Percy "Pes ediyorum." diyerek arkasına yaslandığında Jane, ona bir şampanya uzattı. Percy ayağa kalkıp bilmem kaçıncı şampanyayı patlattığında Sofia ürküp ağlamaya başlamıştı.

Alex onu kucağına alıp odasına çıkardığında Percy şişedeki tüm şampanyayı bölüştürdü. Kadehimi elime alıp diğerleriyle birlikte havaya kaldırdım. "Vera'dan kurtulmamıza!"

Gülüşmelerimize kadehlerimizin sesleri eşlik ettiğinde ortaya kulak çınlatıcı bir ses çıktı. Bu sırada Octavia, bugün için özel pişirdiği tavuğu getirip servis yapmaya başladı. Açıkçası, bugün keyfim o kadar yerindeydi ki Octavia'yı bile sevmeye başlamıştım.

Bu sırada Jack, saatin kaç olduğunu bininci kez sorduğunda ona doğru döndüm. "Bir yere mi yetişeceksin?" Jack, özenle kestiği tavuğu çiğnerken başını salladı. "Uçağa yetişmem gerek."

Kaşlarımı çattım. "Nereye gidiyorsun ki?" Jane şampanya kadehini masaya bırakıp "Jack, Dünya turuna çıkıyor." diye mırıldandı. Soran gözlerle Jack'e bakmaya başladım.

"Anastasia ile hayalimizdi." Açıklamasından sonra masaya sessizlik çöktü. "Onun için, bunu gerçekleştirmek istiyorum." Hafifçe gülümsedim. "Bu, çok güzel." Şampanyamdan büyük bir yudum aldım. "Klişe olacak ama gittiğin her yerden kartpostal bekliyorum."

Masadaki herkes bu dediğime gülerken ayağa kalktım. "Alex'e baksam iyi olacak." Hızlı adımlarla yukarı çıkıp Sofia'nın odasına ulaştığımda görmeyi beklemediğim bir görüntüyle karşılaştım.

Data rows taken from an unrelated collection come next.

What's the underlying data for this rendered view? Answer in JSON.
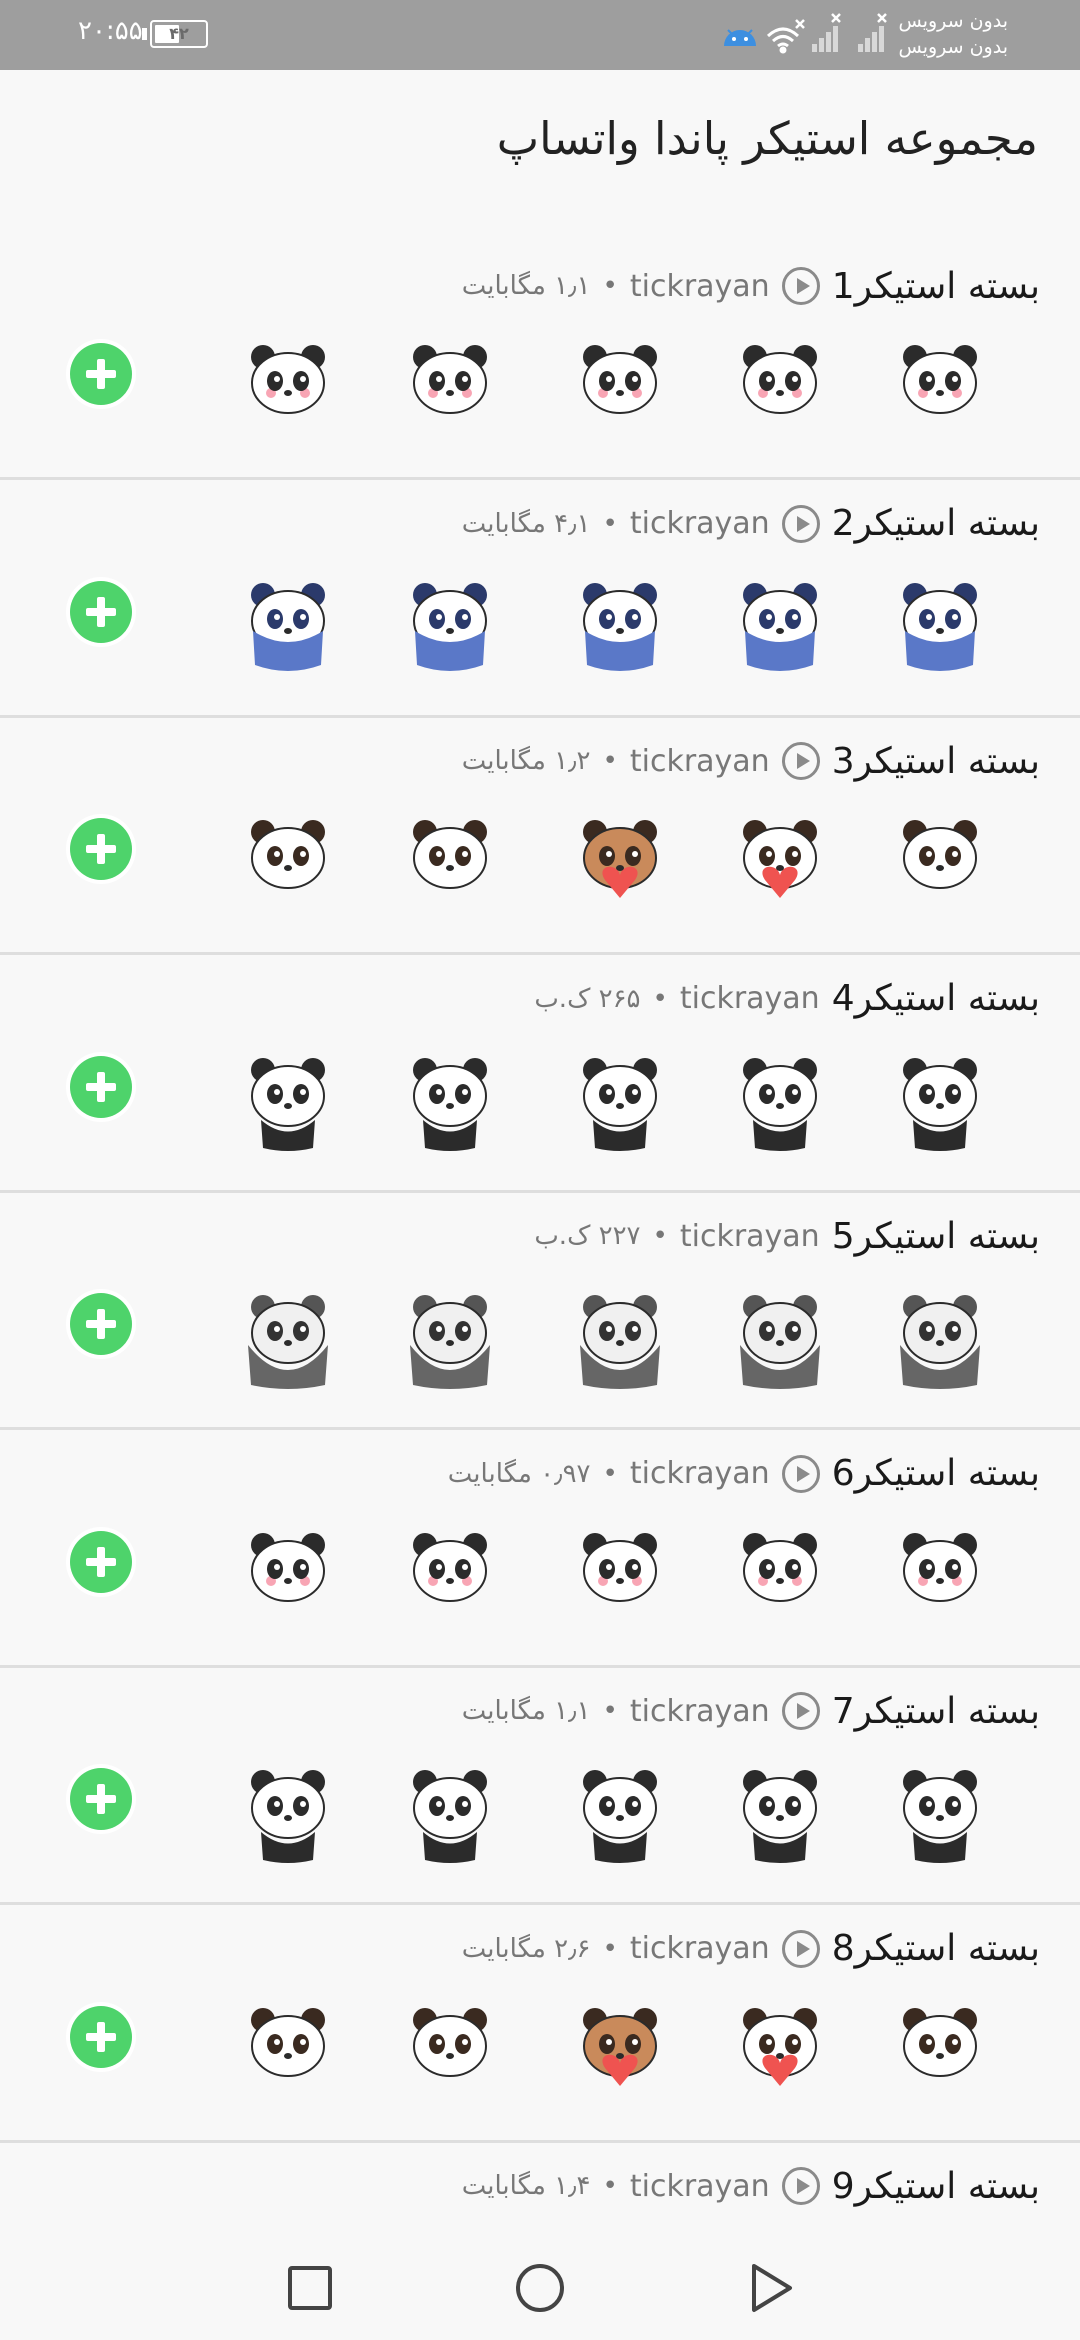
{
  "status_bar": {
    "time": "۲۰:۵۵",
    "battery": "۴۲",
    "carrier_1": "بدون سرویس",
    "carrier_2": "بدون سرویس"
  },
  "page": {
    "title": "مجموعه استیکر پاندا واتساپ"
  },
  "colors": {
    "add_button": "#4ed36b",
    "status_bar": "#9e9e9e",
    "divider": "#dedede"
  },
  "packs": [
    {
      "name": "بسته استیکر1",
      "author": "tickrayan",
      "size": "۱٫۱ مگابایت",
      "animated": true,
      "sticker_style": "chibi"
    },
    {
      "name": "بسته استیکر2",
      "author": "tickrayan",
      "size": "۴٫۱ مگابایت",
      "animated": true,
      "sticker_style": "blue-panda"
    },
    {
      "name": "بسته استیکر3",
      "author": "tickrayan",
      "size": "۱٫۲ مگابایت",
      "animated": true,
      "sticker_style": "milk-mocha"
    },
    {
      "name": "بسته استیکر4",
      "author": "tickrayan",
      "size": "۲۶۵ ک.ب",
      "animated": false,
      "sticker_style": "classic"
    },
    {
      "name": "بسته استیکر5",
      "author": "tickrayan",
      "size": "۲۲۷ ک.ب",
      "animated": false,
      "sticker_style": "bare-bear"
    },
    {
      "name": "بسته استیکر6",
      "author": "tickrayan",
      "size": "۰٫۹۷ مگابایت",
      "animated": true,
      "sticker_style": "chibi"
    },
    {
      "name": "بسته استیکر7",
      "author": "tickrayan",
      "size": "۱٫۱ مگابایت",
      "animated": true,
      "sticker_style": "classic"
    },
    {
      "name": "بسته استیکر8",
      "author": "tickrayan",
      "size": "۲٫۶ مگابایت",
      "animated": true,
      "sticker_style": "milk-mocha"
    },
    {
      "name": "بسته استیکر9",
      "author": "tickrayan",
      "size": "۱٫۴ مگابایت",
      "animated": true,
      "sticker_style": "none"
    }
  ],
  "icons": {
    "play": "play-icon",
    "add": "add-icon",
    "nav_recent": "square-icon",
    "nav_home": "circle-icon",
    "nav_back": "triangle-icon"
  }
}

Alex sallanan sandalyeye oturmuş, kollarının arasındaki Sofia'ya masal anlatıyordu. Kapının girişine yaslanıp bir süre onları izledim. Bu, gerçekten mükemmel bir görüntüydü. Her kadının hayal ettiği türden...

Alex masalı bitirdiğinde Sofia uykuya dalmıştı. Onu beşiğine bırakmak için kalktığında içeriye doğru birkaç adım attım. "Alex Laurent, masal anlatıyor. Bunu göreceğim aklıma gelmezdi."

Beşiğin yanına ulaşıp kızımı izlemeye başladığımda Alex bana eşlik etti. "Kralların yalnızca prenseslerine gösterdikleri bir yüzleri vardır." Dediği şeye güldüm. Ancak Sofia'nın uyanmaması için sessizce gülmek zorunda kalmıştım.

"Yüzü bana benziyor." diye mırıldandım. Etraftaki herkes böyle söylediği için inanmaya başlamıştım. Alex hafifçe güldü. "Haklı olabilirsin ancak gözleri kesinlikle ben."

Bakışlarımı ona çevirdim. "Buna itiraz edemeyeceğim." Sofia doğduğunda her bebek gibi mavi gözlere sahipti. Öyle kalmasını çok istemiştim ancak göz rengi değişmiş, Alex'inkine benzer bir yeşile dönmüştü.

Hemen ardından Alex'in dudaklarına uzun bir öpücük kondurdum. "Sofia her şeyiyle mükemmel." Alex, odadan çıkmadan önce son kez ona baktı. "Mükemmelliğini de benden almış olmalı."